MANCHESTER was hailed as one of the cheapest nights out in Britain last week.
A survey said that £16.17 can get you partying.
I have to say I had my doubts, so I took on the challenge.
The cost was worked out by Young Persons’ Railcard.
Top of the shopping list is a pint of beer, which the survey researchers said cost an average of £2 in Manchester. I rang the PR firm behind it to find out when the research had been done. Was John Major still prime minister, I asked. No, it was recent I was told.
Perhaps I have expensive tastes. But when I bought a pint for my experiment, it cost me £2.80.
Since £2 is meant to be the average, that means, on the law of averages, there are places out there where a pint costs £1.20. Hmmmm!
Anyway, for this fantastic night out, you get only one pint of beer. Yes, just one.
I’m all for drinking responsibly and all that. But one?
It’s all the more baffling because they reckon that you need to line your stomach before your session and recommend a tin of beans at 11p and a loaf of bread at 28p.
I went to Spar (admittedly not known for its economy) to buy these. And a small tin of beans was 43p and the smallest loaf of bread on sale there was 70p.
A game of pool cost exactly what they said: 50p. Perhaps things were going better.
Perhaps not. Entrance to a club cost a fiver, the railcard people said. Average, remember.
Were all their researchers students and did they go out on a Tuesday night in February?

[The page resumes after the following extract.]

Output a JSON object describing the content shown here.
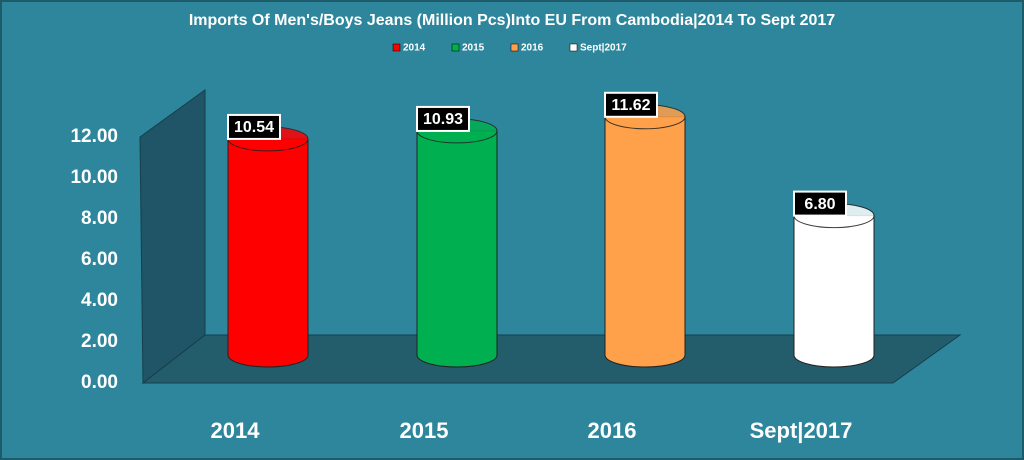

A bus journey cost £1, they said. Well, I know that a bus journey the 3.5 miles from my house to the city centre costs £2. So I guess that’s a pretty short bus trip.
A kebab (even if I’m drunk enough to think a kebab is a good idea, I’m always sober enough to rationalise it – it’s more of a lamb salad) costs £3 they said. I found one for £2.50! Huzzah! And a bag of chips was the same price as they said. A quid.
For some reason, a cup of tea is on their good-night-out shopping list. I have never craved a cuppa on such an occasion. But they reckoned the average price for such a necessity was 30p.
I asked for one in a bar. It cost me £1.90.
Last of all, there’s the taxi ride home. They said a short taxi ride in Manchester costs £3. They just didn’t say how short, so I suppose I cannot criticise. After all, someone might leave the Printworks after a night out and flag a cab to Victoria Station. I suspect that’s what the railcard people did.
Intrigued, I wanted to find out where they bought those cups of tea to find an average, where those journeys were and where Manchester’s cheapest beer is quaffed.
But that information wasn’t public, their public relations people told me.
We just had to take their word for it. It just showed Manchester prices in comparison with other cities’.
And the cheapest city in Britain was Bristol, where the average admission price for a club is, apparently, free. For it really to be average, even if just one club charges £1, somewhere else must have to pay you to go in.
And that would be too good to be true – just like the rest of the survey.